Was he a "head case?" Beats me. But when people who had known him for years turned against him that indicates something had definitely changed in the man.
24
posted on
05/07/2012 5:59:37 PM PDT
by
Flag_This
(Real presidents don't bow.)
To: Scoutmaster
"You would call it either the Battle of the Washita River or the Black Kettle Massacre depending on your view." FWIW, I don't believe Custer had a clue that Black Kettle was anywhere in the area. According to Capt. Albert Barnitz, the cavalry cut a trial identified by their scouts as "hostiles" because it lacked any dog tracks. Apparently dogs did accompany hunting parties, but not war parties.
The cavalry column followed the trail through the night to an indian encampment and set up for their attack in the dark. They attacked at first light, so I doubt they even saw Black Kettle's U.S. flag until it was too late. Black Kettle may have been completely peaceful, but there were other hostile bands up and down the same river. Major Elliot could tell you. I don't for a second believe Custer and Co. deliberately set out to destroy a peaceful band of indians.
25
posted on
05/07/2012 6:25:22 PM PDT
by
Flag_This
(Real presidents don't bow.)
To: nickcarraway
26
posted on
05/07/2012 8:13:33 PM PDT
by
SunkenCiv
(FReepathon 2Q time -- https://secure.freerepublic.com/donate/)
To: Scoutmaster
I misunderstood your question. Why, I don't know. I call it the ‘Battle of the Washita’. There was plenty of fighting and the blow struck did both damage a major group of hostiles due more to killing the horse herd and burning property.
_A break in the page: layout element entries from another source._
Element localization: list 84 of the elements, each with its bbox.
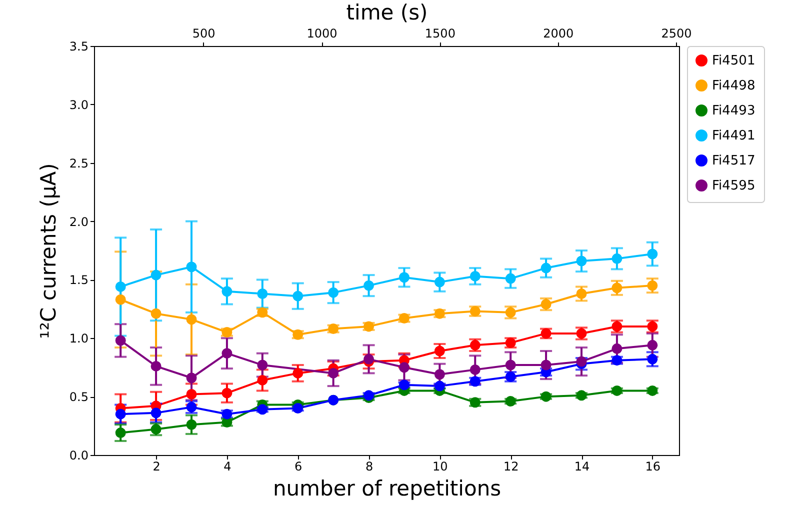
point (647, 248, 658, 260)
point (115, 408, 126, 420)
y-tick-label: 2.0 (69, 214, 88, 229)
point (186, 402, 197, 412)
point (612, 253, 622, 264)
x-tick-label: 10 (432, 460, 448, 474)
point (576, 288, 587, 299)
point (222, 286, 232, 297)
point (186, 262, 197, 272)
point (576, 356, 587, 367)
y-tick-label: 0.5 (69, 390, 88, 404)
point (470, 364, 480, 375)
point (150, 270, 162, 280)
y-tick-label: 3.5 (69, 40, 88, 54)
point (434, 346, 445, 356)
y-axis-title: ¹²C currents (μA) (36, 163, 60, 339)
y-tick-label: 0.0 (69, 448, 88, 462)
point (470, 270, 480, 282)
point (647, 321, 658, 332)
point (115, 281, 126, 292)
legend-label: Fi4517 (712, 154, 756, 168)
point (576, 256, 587, 266)
point (257, 360, 268, 370)
point (222, 348, 232, 359)
point (434, 369, 445, 380)
point (186, 389, 197, 400)
point (186, 314, 197, 325)
y-tick-label: 3.0 (69, 98, 88, 112)
point (186, 419, 197, 430)
point (115, 294, 126, 305)
point (647, 340, 658, 350)
point (540, 262, 552, 274)
y-tick-label: 2.5 (69, 156, 88, 170)
legend-label: Fi4595 (712, 178, 756, 194)
point (150, 308, 162, 319)
point (257, 374, 268, 386)
point (150, 424, 162, 435)
point (115, 428, 126, 438)
point (328, 287, 339, 298)
point (364, 390, 374, 401)
x-tick-label: 2 (152, 460, 160, 474)
point (505, 360, 516, 370)
x-tick-label: 8 (365, 460, 374, 474)
point (647, 354, 658, 364)
point (364, 354, 374, 364)
x2-tick-label: 1500 (424, 26, 456, 40)
x-tick-label: 6 (294, 460, 302, 474)
x-tick-label: 14 (574, 460, 590, 474)
x2-tick-label: 2500 (661, 26, 692, 40)
x-axis-title: number of repetitions (272, 476, 502, 500)
point (540, 391, 552, 402)
point (540, 360, 552, 370)
legend-label: Fi4493 (712, 104, 756, 118)
y-tick-label: 1.5 (69, 273, 88, 288)
x-tick-label: 12 (503, 460, 519, 474)
legend-label: Fi4491 (712, 128, 756, 144)
x2-axis-title: time (s) (346, 0, 428, 24)
point (398, 380, 410, 390)
point (150, 408, 162, 418)
point (398, 272, 410, 283)
point (328, 368, 339, 378)
point (150, 360, 162, 372)
point (398, 362, 410, 373)
point (612, 282, 622, 294)
point (292, 368, 304, 378)
point (434, 276, 445, 288)
point (612, 343, 622, 354)
x2-tick-label: 2000 (543, 26, 574, 40)
x-tick-label: 16 (645, 460, 661, 474)
point (257, 288, 268, 299)
point (292, 290, 304, 302)
y-tick-label: 1.0 (69, 332, 88, 346)
legend-label: Fi4498 (712, 78, 756, 94)
point (115, 335, 126, 346)
point (647, 280, 658, 291)
x2-tick-label: 500 (192, 26, 216, 40)
point (576, 390, 587, 401)
point (364, 280, 374, 291)
point (505, 273, 516, 284)
legend-label: Fi4501 (712, 54, 756, 68)
point (222, 388, 232, 398)
point (186, 372, 197, 384)
x2-tick-label: 1000 (306, 26, 338, 40)
x-tick-label: 4 (224, 460, 232, 474)
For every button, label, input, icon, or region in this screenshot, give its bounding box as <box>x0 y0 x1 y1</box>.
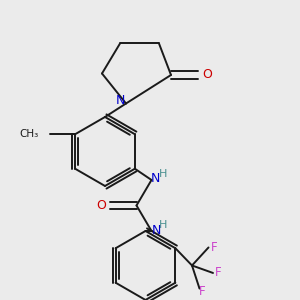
Text: N: N <box>151 224 161 237</box>
Text: F: F <box>211 241 217 254</box>
Text: O: O <box>202 68 212 82</box>
Text: CH₃: CH₃ <box>20 129 39 139</box>
Text: N: N <box>151 172 160 185</box>
Text: F: F <box>215 266 222 280</box>
Text: F: F <box>199 285 206 298</box>
Text: H: H <box>159 220 168 230</box>
Text: O: O <box>96 199 106 212</box>
Text: N: N <box>116 94 125 107</box>
Text: H: H <box>159 169 167 179</box>
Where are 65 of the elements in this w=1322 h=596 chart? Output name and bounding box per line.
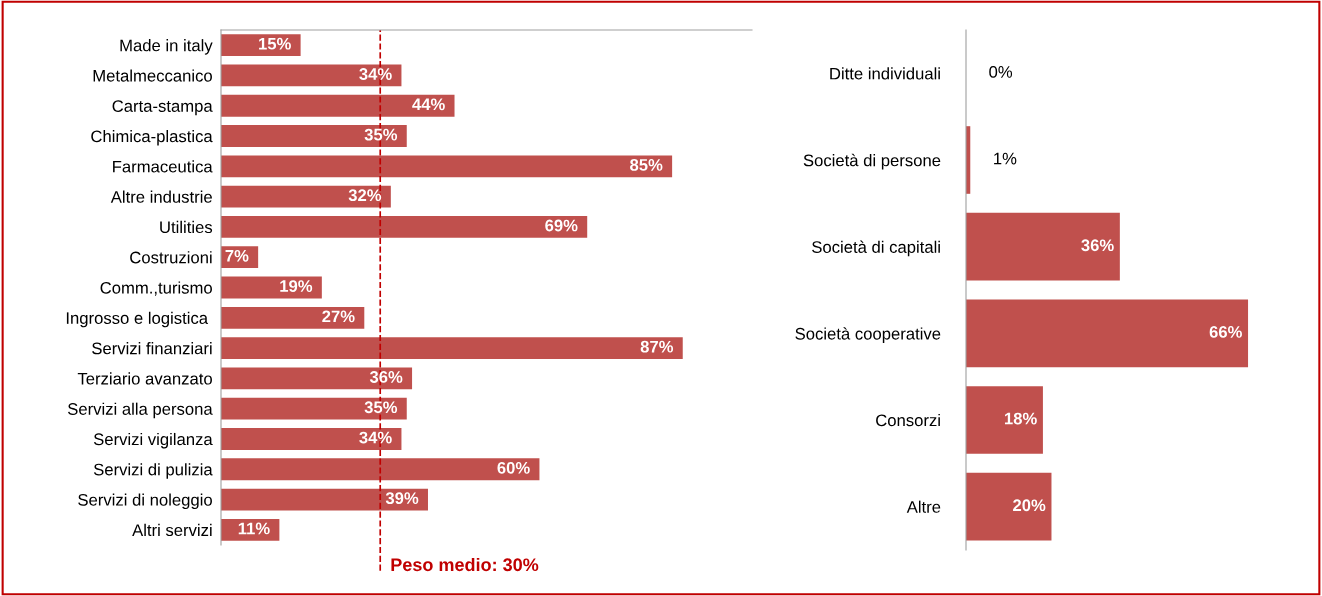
bar	[221, 488, 428, 511]
bar	[221, 185, 391, 208]
y-tick-label: Farmaceutica	[113, 160, 213, 173]
y-tick-label: Chimica-plastica	[91, 129, 213, 146]
data-label: 19%	[280, 280, 313, 292]
bar	[221, 337, 683, 359]
data-label: 34%	[359, 431, 392, 444]
bar	[966, 472, 1052, 541]
y-tick-label: Servizi di pulizia	[93, 463, 213, 479]
data-label: 27%	[322, 310, 355, 323]
data-label: 32%	[348, 189, 382, 202]
data-label: 0%	[989, 66, 1013, 78]
y-tick-label: Società di capitali	[812, 240, 940, 257]
bar	[966, 386, 1043, 454]
bar	[221, 367, 413, 390]
data-label: 35%	[364, 128, 398, 141]
bar	[221, 125, 407, 147]
y-tick-label: Ditte individuali	[830, 67, 940, 80]
data-label: 20%	[1013, 499, 1046, 512]
bar	[221, 64, 402, 87]
y-tick-label: Altri servizi	[132, 523, 212, 537]
y-tick-label: Consorzi	[876, 413, 940, 427]
data-label: 18%	[1004, 412, 1037, 425]
y-tick-label: Società di persone	[803, 153, 941, 170]
y-tick-label: Terziario avanzato	[77, 372, 212, 385]
bar	[221, 155, 673, 178]
data-label: 85%	[630, 159, 663, 171]
y-tick-label: Costruzioni	[130, 251, 212, 264]
y-tick-label: Società cooperative	[795, 327, 941, 343]
bar	[221, 397, 407, 420]
data-label: 66%	[1209, 326, 1242, 338]
data-label: 87%	[640, 340, 674, 353]
y-tick-label: Utilities	[160, 220, 213, 234]
y-tick-label: Ingrosso e logistica	[66, 311, 209, 328]
data-label: 60%	[497, 461, 530, 474]
y-tick-label: Altre	[906, 500, 941, 513]
bar	[221, 306, 365, 329]
data-label: 39%	[385, 492, 419, 505]
bar	[221, 216, 588, 238]
bar	[966, 212, 1120, 281]
ref-line-label: Peso medio: 30%	[391, 557, 539, 572]
bar	[221, 34, 301, 57]
data-label: 1%	[994, 152, 1017, 165]
y-tick-label: Altre industrie	[110, 190, 212, 203]
y-tick-label: Carta-stampa	[112, 100, 213, 116]
y-tick-label: Servizi di noleggio	[78, 493, 212, 510]
data-label: 34%	[359, 68, 392, 80]
y-tick-label: Made in italy	[120, 39, 213, 55]
bar	[966, 299, 1249, 368]
y-tick-label: Servizi alla persona	[67, 402, 213, 419]
data-label: 36%	[1081, 239, 1114, 252]
data-label: 36%	[369, 371, 403, 383]
data-label: 7%	[225, 249, 249, 262]
data-label: 15%	[259, 37, 291, 50]
data-label: 69%	[545, 219, 578, 232]
bar	[221, 428, 402, 450]
data-label: 11%	[238, 522, 270, 535]
bar	[221, 94, 455, 117]
y-tick-label: Servizi finanziari	[92, 342, 212, 355]
data-label: 44%	[412, 98, 445, 111]
y-tick-label: Comm.,turismo	[100, 281, 212, 296]
bar	[221, 458, 540, 481]
data-label: 35%	[364, 401, 398, 414]
y-tick-label: Metalmeccanico	[93, 69, 212, 82]
y-tick-label: Servizi vigilanza	[93, 432, 213, 449]
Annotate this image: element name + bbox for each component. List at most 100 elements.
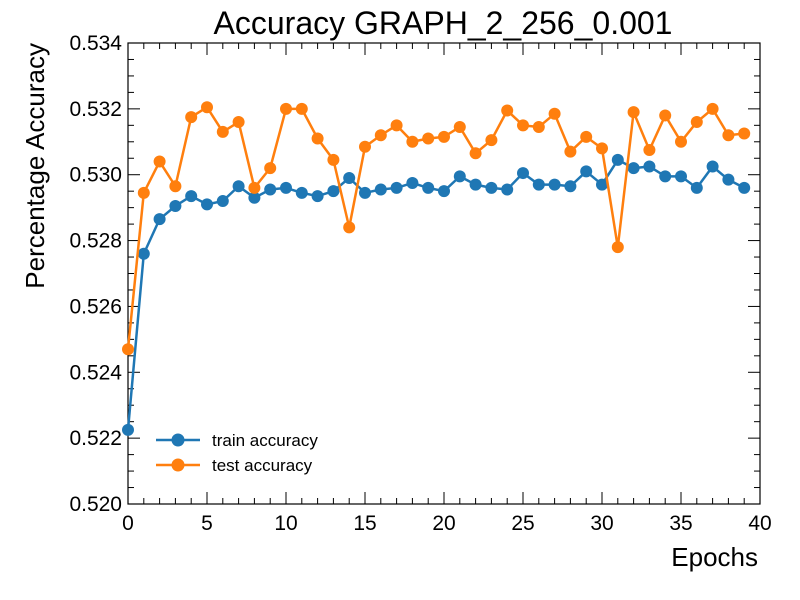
train-accuracy-point	[485, 181, 498, 194]
test-accuracy-point	[659, 109, 672, 122]
legend-train-marker	[171, 433, 185, 447]
train-accuracy-point	[327, 185, 340, 198]
x-axis-label: Epochs	[671, 542, 758, 572]
test-accuracy-point	[201, 101, 213, 114]
train-accuracy-point	[706, 160, 719, 173]
y-tick-label: 0.534	[69, 32, 122, 55]
legend-test-marker	[171, 458, 185, 472]
x-tick-label: 25	[511, 512, 534, 535]
train-accuracy-point	[311, 190, 324, 203]
train-accuracy-point	[453, 170, 466, 183]
train-accuracy-point	[343, 172, 356, 185]
test-accuracy-point	[564, 145, 577, 158]
train-accuracy-point	[216, 195, 229, 208]
test-accuracy-point	[390, 119, 403, 132]
x-tick-label: 10	[274, 512, 297, 535]
test-accuracy-point	[706, 102, 719, 115]
test-accuracy-point	[611, 241, 624, 254]
y-tick-label: 0.520	[69, 493, 122, 516]
x-tick-label: 20	[432, 512, 455, 535]
test-accuracy-point	[311, 132, 324, 145]
train-accuracy-point	[469, 178, 482, 191]
test-accuracy-point	[137, 186, 150, 199]
chart-legend: train accuracy test accuracy	[156, 431, 318, 475]
train-accuracy-point	[137, 247, 150, 260]
y-axis-ticks: 0.520 0.522 0.524 0.526 0.528 0.530 0.532 0.534	[69, 32, 760, 516]
test-accuracy-point	[232, 116, 245, 129]
chart-title: Accuracy GRAPH_2_256_0.001	[214, 5, 673, 41]
test-accuracy-point	[422, 132, 435, 145]
train-accuracy-point	[596, 178, 608, 191]
train-accuracy-line	[126, 158, 745, 431]
test-accuracy-point	[580, 130, 593, 143]
test-accuracy-point	[280, 102, 292, 115]
train-accuracy-point	[548, 178, 561, 191]
test-accuracy-point	[722, 129, 735, 142]
test-accuracy-point	[185, 111, 198, 124]
test-accuracy-point	[532, 120, 545, 133]
train-accuracy-point	[295, 186, 308, 199]
test-accuracy-point	[216, 125, 229, 138]
test-accuracy-point	[169, 180, 182, 193]
train-accuracy-point	[659, 170, 672, 183]
y-tick-label: 0.528	[69, 230, 122, 253]
train-accuracy-point	[564, 180, 577, 193]
train-accuracy-point	[232, 180, 245, 193]
train-accuracy-point	[532, 178, 545, 191]
test-accuracy-point	[675, 135, 687, 148]
test-accuracy-line	[126, 105, 745, 350]
test-accuracy-point	[153, 155, 166, 168]
train-accuracy-point	[185, 190, 198, 203]
test-accuracy-point	[690, 116, 703, 129]
train-accuracy-point	[280, 181, 292, 194]
train-accuracy-point	[406, 176, 419, 189]
y-tick-label: 0.522	[69, 427, 122, 450]
y-tick-label: 0.530	[69, 164, 122, 187]
train-accuracy-point	[264, 183, 277, 196]
test-accuracy-point	[327, 153, 340, 166]
test-accuracy-point	[264, 162, 277, 175]
train-accuracy-point	[690, 181, 703, 194]
x-tick-label: 30	[590, 512, 613, 535]
legend-train-label: train accuracy	[212, 431, 318, 450]
train-accuracy-point	[201, 198, 213, 211]
test-accuracy-point	[517, 119, 529, 132]
test-accuracy-point	[627, 106, 640, 119]
y-tick-label: 0.526	[69, 295, 122, 318]
test-accuracy-point	[738, 127, 751, 140]
y-tick-label: 0.532	[69, 98, 122, 121]
train-accuracy-point	[153, 213, 166, 226]
x-axis-ticks: 0 5 10 15 20 25 30 35 40	[122, 43, 772, 535]
test-accuracy-point	[406, 135, 419, 148]
test-accuracy-point	[122, 343, 134, 356]
x-tick-label: 40	[748, 512, 771, 535]
test-accuracy-point	[469, 147, 482, 160]
y-tick-label: 0.524	[69, 361, 122, 384]
test-accuracy-point	[453, 120, 466, 133]
test-accuracy-point	[501, 104, 514, 117]
train-accuracy-point	[169, 199, 182, 212]
train-accuracy-point	[122, 423, 134, 436]
x-tick-label: 5	[201, 512, 213, 535]
train-accuracy-point	[675, 170, 687, 183]
y-axis-label: Percentage Accuracy	[20, 43, 50, 289]
legend-test-label: test accuracy	[212, 456, 313, 475]
x-tick-label: 35	[669, 512, 692, 535]
test-accuracy-point	[295, 102, 308, 115]
train-accuracy-point	[580, 165, 593, 178]
test-accuracy-point	[485, 134, 498, 147]
series-layer	[122, 101, 751, 436]
test-accuracy-point	[343, 221, 356, 234]
test-accuracy-point	[359, 140, 371, 153]
x-tick-label: 0	[122, 512, 134, 535]
train-accuracy-point	[422, 181, 435, 194]
train-accuracy-point	[248, 191, 261, 204]
train-accuracy-point	[611, 153, 624, 166]
train-accuracy-point	[738, 181, 751, 194]
test-accuracy-point	[248, 181, 261, 194]
train-accuracy-point	[374, 183, 387, 196]
test-accuracy-point	[374, 129, 387, 142]
test-accuracy-point	[643, 144, 656, 157]
test-accuracy-point	[548, 107, 561, 120]
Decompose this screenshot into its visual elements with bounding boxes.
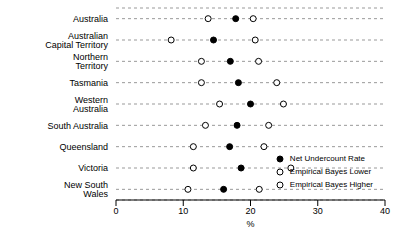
svg-text:30: 30 xyxy=(313,206,323,216)
svg-text:South Australia: South Australia xyxy=(47,121,108,131)
svg-text:NorthernTerritory: NorthernTerritory xyxy=(73,52,109,71)
html-text:Empirical Bayes Lower: Empirical Bayes Lower xyxy=(289,167,372,176)
svg-text:20: 20 xyxy=(245,206,255,216)
svg-text:Queensland: Queensland xyxy=(59,142,108,152)
html-text:Empirical Bayes Higher: Empirical Bayes Higher xyxy=(289,180,373,189)
svg-text:0: 0 xyxy=(113,206,118,216)
svg-text:Australia: Australia xyxy=(73,14,108,24)
svg-text:AustralianCapital Territory: AustralianCapital Territory xyxy=(45,31,108,50)
svg-text:New SouthWales: New SouthWales xyxy=(64,180,109,199)
svg-text:40: 40 xyxy=(380,206,389,216)
svg-text:10: 10 xyxy=(178,206,188,216)
svg-text:Tasmania: Tasmania xyxy=(69,78,108,88)
svg-text:Victoria: Victoria xyxy=(78,163,108,173)
svg-text:WesternAustralia: WesternAustralia xyxy=(73,95,108,114)
html-text:Net Undercount Rate: Net Undercount Rate xyxy=(289,154,365,163)
svg-text:%: % xyxy=(246,219,254,227)
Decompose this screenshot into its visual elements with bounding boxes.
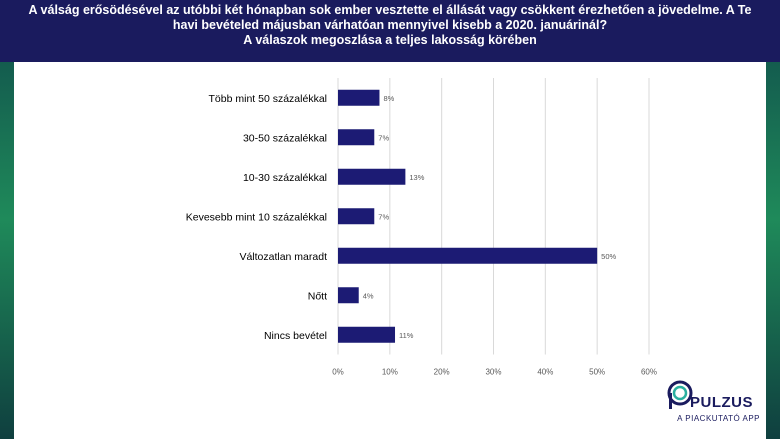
bar xyxy=(338,89,380,106)
value-label: 8% xyxy=(383,94,394,103)
bar xyxy=(338,129,375,146)
pulzus-logo-icon xyxy=(667,380,693,409)
x-tick-label: 20% xyxy=(434,368,450,377)
chart-panel: 0% 10% 20% 30% 40% 50% 60% Több mint 50 százalé… xyxy=(14,62,766,439)
bar xyxy=(338,326,396,343)
chart-title: A válság erősödésével az utóbbi két hóna… xyxy=(14,3,766,48)
category-label: Változatlan maradt xyxy=(239,251,327,263)
x-tick-label: 50% xyxy=(589,368,605,377)
pulzus-logo: PULZUS A PIACKUTATÓ APP xyxy=(664,373,760,433)
title-line-2: havi bevételed májusban várhatóan mennyi… xyxy=(172,18,608,32)
value-label: 11% xyxy=(399,331,414,340)
x-tick-label: 30% xyxy=(485,368,501,377)
value-label: 50% xyxy=(601,252,616,261)
x-tick-label: 40% xyxy=(537,368,553,377)
category-label: Nőtt xyxy=(308,290,327,302)
x-tick-label: 0% xyxy=(332,368,344,377)
bar-chart: 0% 10% 20% 30% 40% 50% 60% Több mint 50 százalé… xyxy=(186,78,657,377)
right-decoration xyxy=(766,0,780,439)
bar xyxy=(338,287,359,304)
logo-subtitle: A PIACKUTATÓ APP xyxy=(677,414,760,423)
left-decoration xyxy=(0,0,14,439)
category-label: 10-30 százalékkal xyxy=(243,172,327,184)
value-label: 4% xyxy=(363,291,374,300)
value-label: 13% xyxy=(409,173,424,182)
x-tick-label: 10% xyxy=(382,368,398,377)
value-label: 7% xyxy=(378,212,389,221)
category-label: Nincs bevétel xyxy=(264,330,327,342)
value-label: 7% xyxy=(378,133,389,142)
title-line-3: A válaszok megoszlása a teljes lakosság … xyxy=(243,33,537,47)
logo-name: PULZUS xyxy=(690,394,753,411)
category-label: 30-50 százalékkal xyxy=(243,132,327,144)
category-label: Kevesebb mint 10 százalékkal xyxy=(186,211,327,223)
chart-header: A válság erősödésével az utóbbi két hóna… xyxy=(0,0,780,62)
x-tick-label: 60% xyxy=(641,368,657,377)
bar xyxy=(338,208,375,225)
bar xyxy=(338,168,406,185)
bar xyxy=(338,247,598,264)
category-label: Több mint 50 százalékkal xyxy=(209,93,327,105)
title-line-1: A válság erősödésével az utóbbi két hóna… xyxy=(28,3,752,17)
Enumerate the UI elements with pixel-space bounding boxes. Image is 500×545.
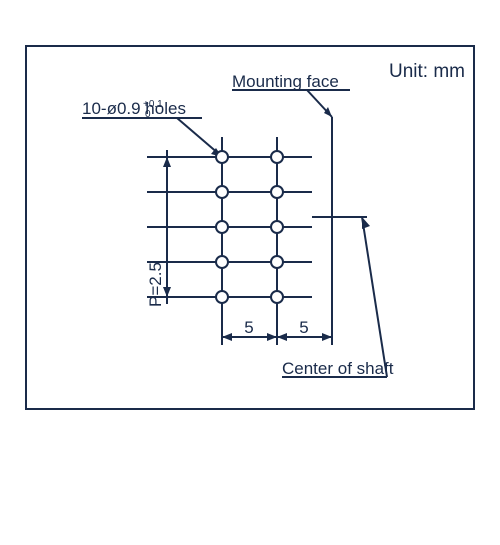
hole-icon (216, 151, 228, 163)
drawing-frame: Unit: mm Mounting face 10-ø0.9 holes +0.… (25, 45, 475, 410)
hole-icon (271, 291, 283, 303)
hole-icon (216, 291, 228, 303)
hole-icon (216, 256, 228, 268)
hole-icon (271, 221, 283, 233)
pitch-label: P=2.5 (146, 262, 165, 307)
unit-label: Unit: mm (389, 61, 465, 82)
vertical-grid (222, 137, 277, 345)
hole-icon (271, 151, 283, 163)
dim-5-a: 5 (244, 318, 253, 337)
bottom-dimension (222, 330, 332, 344)
hole-icon (271, 186, 283, 198)
horizontal-grid (147, 157, 312, 297)
dim-5-b: 5 (299, 318, 308, 337)
pitch-dimension: P=2.5 (146, 157, 171, 307)
technical-drawing: Unit: mm Mounting face 10-ø0.9 holes +0.… (27, 47, 473, 408)
hole-icon (216, 186, 228, 198)
center-shaft-label: Center of shaft (282, 359, 394, 378)
hole-icon (271, 256, 283, 268)
holes-label: 10-ø0.9 holes (82, 99, 186, 118)
center-shaft-arrow (362, 217, 370, 229)
hole-icon (216, 221, 228, 233)
center-shaft-leader (362, 217, 387, 377)
mounting-face-label: Mounting face (232, 72, 339, 91)
holes-leader (177, 118, 219, 154)
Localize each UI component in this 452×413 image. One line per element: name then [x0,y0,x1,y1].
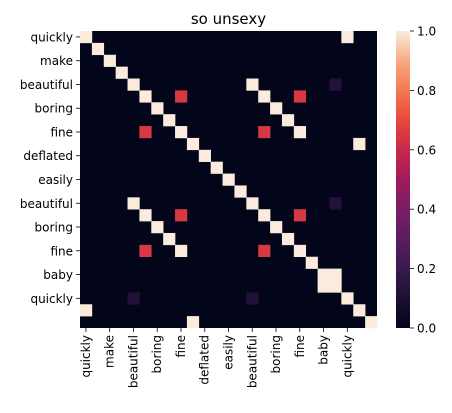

Savage warfare as combat against tribal peoples was inadvertently appropriately called in the 19th century inevitably included deaths of numbers of technical non combatants. This was true on the steppes of Central Asia or the dry plains of south Argentina or the expanses of the American West.
To: gusty
Custers mistake started with his failure to follow Gen. Terrys orders.
Yes, Custer made quite a few mistakes but in his defense, sometimes officers must use initiative to take advantage of ever changing battlefield conditions.
The problem this time, Custer misread, disregarded accurate information and proceeded recklessly.
In my humble opinion, he was frustrated by the Indian guerrilla's tactics and believed wrongly this was his best chance to deliver a devastating blow to enemy and regain his glory of his Civil War years and end his career as the soldier who tamed the savage tribes.
Just my thoughts.
28
posted on
05/10/2012 3:48:05 PM PDT
by
RedMonqey
(Men who will not suffer to self govern, will suffer under the governance of lesser men.)